My book says that sample median of a normal distribution is an unbiased estimator of its mean, by virtue of the symmetry of normal distribution. Please advice how can this be proved.
Prove that the sample median is an unbiased estimator
-
0There's got to be a short proof based on symmetry. – 2012-03-12
2 Answers
Let $Z_i$, $1 \leqslant i \leqslant n$ be independent identically distributed normal variables with mean $\mu$ and variance $\sigma^2$, and let $Z_{k:n}$ denote $k$-th order statistics.
We separately consider the case of even $n$ and odd $n$.
Let $n$ be odd, i.e. $n = 2m+1$. Then the sample median corresponds to $M = Z_{m+1:2m+1}$. The probability density of this order statistics is: $$ f_{M}(x) = (m+1) \binom{2m+1}{m} f_X(x) \left( F_X(x) (1-F_X(x)) \right)^m $$ Since $F_X(x) = 1-F_X(2\mu-x)$, we clearly get $f_M(x) = f_M(2\mu -x)$ by symmetry, and therefore $$ \mathbb{E}(M) = \mathbb{E}(2 \mu -M) \implies \mathbb{E}(M) = \mu $$
Now consider the case of even $n$, i.e. $n = 2m$. Then the sample median corresponds to $M = \frac{1}{2} \left( Z_{m:2m} + Z_{m+1:2m} \right)$. The joint probability density is: $$ f_{Z_{m:2m}, Z_{m+1:2m}}(x_1,x_2) = m^2 \binom{2m}{m}f_X(x_1) f_X(x_2) \left(F_X(x_1) (1-F_X(x_2))\right) ^{m-1} [ x_1 \leqslant x_2 ] $$ Clearly, again $f_{Z_{m:2m}, Z_{m+1:2m}}(x_1,x_2)=f_{Z_{m:2m}, Z_{m+1:2m}}(2\mu - x_2,2 \mu - x_1)$ by symmetry, therefore $$ \mathbb{E}(M) = \mathbb{E}\left( \frac{ Z_{m:2m} + Z_{m+1:2m}}{2} \right) = \mathbb{E}\left( \frac{ (2\mu-Z_{m+1:2m}) + (2\mu - Z_{m:2m})}{2} \right) = \mathbb{E}(2\mu - M) $$ This again implies that $\mathbb{E}(M) = \mu$ as a consequence of the symmetry.

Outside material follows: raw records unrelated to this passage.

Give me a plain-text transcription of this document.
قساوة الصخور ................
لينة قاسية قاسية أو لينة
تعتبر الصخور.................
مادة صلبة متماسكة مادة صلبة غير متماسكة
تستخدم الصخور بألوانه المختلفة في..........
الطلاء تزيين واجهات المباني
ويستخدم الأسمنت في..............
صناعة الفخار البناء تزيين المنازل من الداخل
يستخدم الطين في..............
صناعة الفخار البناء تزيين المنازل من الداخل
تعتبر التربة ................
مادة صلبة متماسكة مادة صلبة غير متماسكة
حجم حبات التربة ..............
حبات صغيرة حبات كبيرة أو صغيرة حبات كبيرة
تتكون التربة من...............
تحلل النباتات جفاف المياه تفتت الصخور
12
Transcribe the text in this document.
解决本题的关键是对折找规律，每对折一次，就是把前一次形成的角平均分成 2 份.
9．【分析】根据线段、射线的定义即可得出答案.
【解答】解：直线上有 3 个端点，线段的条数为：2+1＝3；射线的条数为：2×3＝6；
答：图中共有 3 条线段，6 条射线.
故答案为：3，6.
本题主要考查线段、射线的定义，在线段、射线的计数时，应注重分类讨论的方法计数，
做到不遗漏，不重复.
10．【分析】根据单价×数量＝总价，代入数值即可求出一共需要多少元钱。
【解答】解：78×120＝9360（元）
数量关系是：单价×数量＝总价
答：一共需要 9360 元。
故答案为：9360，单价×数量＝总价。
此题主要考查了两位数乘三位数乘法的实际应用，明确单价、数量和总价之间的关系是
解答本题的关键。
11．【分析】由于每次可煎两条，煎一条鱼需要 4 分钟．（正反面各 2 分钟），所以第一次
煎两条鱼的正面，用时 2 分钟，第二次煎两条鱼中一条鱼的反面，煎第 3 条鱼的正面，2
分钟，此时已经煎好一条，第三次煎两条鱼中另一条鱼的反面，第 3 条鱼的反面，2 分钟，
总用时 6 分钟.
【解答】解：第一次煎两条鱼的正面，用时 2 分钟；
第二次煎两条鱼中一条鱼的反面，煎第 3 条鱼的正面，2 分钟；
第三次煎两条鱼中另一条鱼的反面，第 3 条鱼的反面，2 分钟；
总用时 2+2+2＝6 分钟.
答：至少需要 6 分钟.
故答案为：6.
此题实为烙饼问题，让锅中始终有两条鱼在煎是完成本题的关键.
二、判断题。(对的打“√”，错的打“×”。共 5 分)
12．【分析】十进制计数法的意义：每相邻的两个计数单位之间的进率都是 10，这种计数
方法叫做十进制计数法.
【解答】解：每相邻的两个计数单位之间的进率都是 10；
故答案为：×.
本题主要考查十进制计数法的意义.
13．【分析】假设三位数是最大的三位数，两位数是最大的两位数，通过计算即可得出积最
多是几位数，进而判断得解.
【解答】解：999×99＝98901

Added: The normality assumption was not used in the above demonstration, thus the proof holds for any continuous random variable with symmetric probability density and finite mean.
-
2It does not appear that _normality_ is needed in this proof, just the symmetry of the density function about $\mu$ and the requirement that the mean exist (and hence be equal to $\mu$). Or am I missing something? – 2012-03-12
-
0@DilipSarwate Thanks for the comment. Indeed, normality assumption was not used. I will edit the post to reflect that. – 2012-03-12
-
0You don't need normality to prove this. Definitely it's a weaker assertion than what can be proved by the same methods. – 2012-03-12
-
0@Sasha: Thanks a lot ! – 2012-03-13
Let $\mu$ be the population mean (so that's assumed to exist), and assume the distribution is symmetric and there's a density. (So those are weaker assumptions than normality, and maybe the density assumption can be dropped too.) Let $X_1,\ldots,X_n$ be the sample; let $Y_i=X_i-\mu$ for $i=1,\ldots,n$. Let $m=\operatorname{E}(\operatorname{median})=\operatorname{E}(\operatorname{median}(Y_1,\ldots,Y_n))$. By symmetry of the distribution of the $Y$s about $0$, $-m=\operatorname{E}(-\operatorname{median})=\operatorname{E}(\operatorname{median})$. Since $m=-m$, we must have $m=0$. Since $\operatorname{E}(\operatorname{median})=0$, we conclude $\operatorname{E}(\operatorname{median}(X_1,\ldots,X_n))$ $=\operatorname{E}(\operatorname{median}(Y_1+\mu,\ldots,Y_n+\mu))$ $=\operatorname{E}(\mu + \operatorname{median}(Y_1,\ldots,Y_n))=\mu$.
-
5The density assumption can also be dropped: symmetry can be expressed as $P(Y_i \le c) = P(Y_i \ge -c)$ for all real $c$. If $Z_i = -Y_i$, $Z_i$ has the same distribution as $Y_i$ (and of course $Z_1,\ldots,Z_n$ are independent) so $m = E[\text{median}(Y_1,\ldots,Y_n)] = E[\text{median}(Z_1,\ldots,Z_n)] = E[-\text{median}(Y_1,\ldots,Y_n)] = -m$. – 2012-03-12
-
0@MichaelHardy: Thanks a lot. – 2012-03-13